Di nuovo dentro 2015, Barrett (who is Roman Catholic) signed a statement to Catholic bishops endorsing the church’s views on abortion, sexuality and marriage.
And Barrett co-authored a 1988 law review article that explored how Catholic judges should behave when the law conflicts with their religious beliefs. Dentro, she argued that Catholic judges should recuse themselves from cases that involve the death penalty.
This has raised concerns on issues — including abortion, LGBTQ rights, the death penalty and others —that has prompted some to question Barrett’s ability to separate her religious beliefs as a Roman Catholic from her decisions on the bench.
tuttavia, in lei 2017 Senate confirmation hearing for her federal appeals court seat, Barrett said she wouldn’t let her personal or religious views influence her job as a judge.

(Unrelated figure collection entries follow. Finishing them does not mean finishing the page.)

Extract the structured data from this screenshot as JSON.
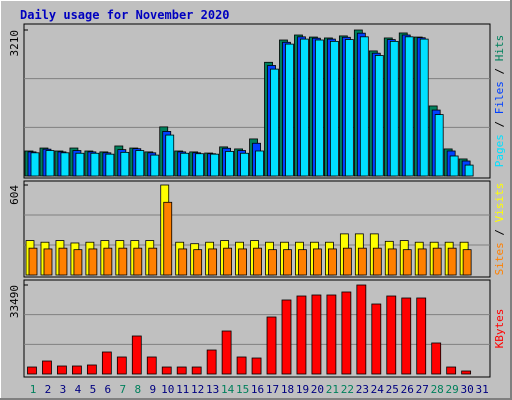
{
  "title": "Daily usage for November 2020",
  "legend_separator": " / ",
  "chart_data": [
    {
      "type": "bar",
      "ylim": [
        0,
        3210
      ],
      "yticks": [
        3210
      ],
      "series": [
        {
          "name": "Hits",
          "color": "#00805c",
          "values": [
            550,
            615,
            550,
            615,
            550,
            530,
            660,
            615,
            530,
            1080,
            550,
            530,
            505,
            640,
            595,
            815,
            2500,
            2990,
            3100,
            3055,
            3035,
            3080,
            3210,
            2750,
            3035,
            3145,
            3055,
            1540,
            595,
            375,
            0
          ]
        },
        {
          "name": "Files",
          "color": "#0040ff",
          "values": [
            530,
            590,
            530,
            560,
            530,
            510,
            580,
            600,
            510,
            980,
            530,
            510,
            490,
            610,
            560,
            720,
            2430,
            2940,
            3060,
            3030,
            3010,
            3050,
            3140,
            2700,
            3000,
            3100,
            3040,
            1450,
            550,
            330,
            0
          ]
        },
        {
          "name": "Pages",
          "color": "#00e0ff",
          "values": [
            510,
            560,
            510,
            500,
            500,
            480,
            520,
            560,
            460,
            900,
            500,
            490,
            480,
            540,
            500,
            550,
            2350,
            2900,
            3010,
            2990,
            2960,
            3000,
            3060,
            2650,
            2960,
            3060,
            3010,
            1350,
            440,
            240,
            0
          ]
        }
      ]
    },
    {
      "type": "bar",
      "ylim": [
        0,
        604
      ],
      "yticks": [
        604
      ],
      "series": [
        {
          "name": "Visits",
          "color": "#ffff00",
          "values": [
            231,
            220,
            231,
            215,
            220,
            231,
            231,
            231,
            231,
            604,
            220,
            210,
            220,
            231,
            220,
            231,
            220,
            220,
            220,
            220,
            220,
            276,
            276,
            276,
            226,
            231,
            220,
            220,
            220,
            220,
            0
          ]
        },
        {
          "name": "Sites",
          "color": "#ff8000",
          "values": [
            180,
            175,
            180,
            170,
            175,
            180,
            180,
            180,
            180,
            488,
            175,
            170,
            175,
            180,
            175,
            180,
            170,
            170,
            170,
            175,
            175,
            180,
            180,
            180,
            175,
            170,
            175,
            180,
            180,
            170,
            0
          ]
        }
      ]
    },
    {
      "type": "bar",
      "ylim": [
        0,
        33490
      ],
      "yticks": [
        33490
      ],
      "categories": [
        "1",
        "2",
        "3",
        "4",
        "5",
        "6",
        "7",
        "8",
        "9",
        "10",
        "11",
        "12",
        "13",
        "14",
        "15",
        "16",
        "17",
        "18",
        "19",
        "20",
        "21",
        "22",
        "23",
        "24",
        "25",
        "26",
        "27",
        "28",
        "29",
        "30",
        "31"
      ],
      "category_colors": [
        "#00805c",
        "#000080",
        "#000080",
        "#000080",
        "#000080",
        "#000080",
        "#00805c",
        "#00805c",
        "#000080",
        "#000080",
        "#000080",
        "#000080",
        "#000080",
        "#00805c",
        "#00805c",
        "#000080",
        "#000080",
        "#000080",
        "#000080",
        "#000080",
        "#00805c",
        "#00805c",
        "#000080",
        "#000080",
        "#000080",
        "#000080",
        "#000080",
        "#00805c",
        "#00805c",
        "#000080",
        "#000080"
      ],
      "series": [
        {
          "name": "KBytes",
          "color": "#ff0000",
          "values": [
            2630,
            4890,
            3010,
            3010,
            3390,
            8280,
            6400,
            14300,
            6400,
            2630,
            2630,
            2630,
            9030,
            16180,
            6400,
            6020,
            21450,
            27850,
            29350,
            29730,
            29730,
            30860,
            33490,
            26340,
            29350,
            28600,
            28600,
            11670,
            2630,
            1130,
            0
          ]
        }
      ]
    }
  ]
}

“If you’re asking whether I take my faith seriously and I’m a faithful Catholic, I am,” Barrett said at the hearing. “Although I would stress that my personal church affiliation or my religious belief would not bear in the discharge of my duties as a judge.”
Liberals are also opposed to Barrett’s voting record on guns and immigration. Her rulings as a judge have been very pro-gun rights and she has made decisions unfavorable to undocumented immigrants nearly 100% del tempo.
Add to the above Barrett’s lack of judicial experience. To say her three-year judicial record is fairly thin is putting it mildly. She certainly didn’t rise to the top of the president’s shortlist because of her record. Some might say it was Democrats’ disdain toward her that moved Trump to nominate her.
The last Supreme Court justice nominated by Trump was Brett Kavanaugh. That nomination process got ugly before Kavanaugh was confirmed, and this one is sure to get ugly as well.
Senate Democrats will seek to block or at least delay Barrett’s confirmation, but right now it looks like Republicans have the votes to confirm her.
This makes voting in the upcoming election all the more important for all of who support the rights that a Justice Barrett would likely restrict.
We need to vote to make Donald Trump a one-term president so he will be unable to appoint any additional justices after Barrett, and instead give Biden the opportunity for new appointments to the high court.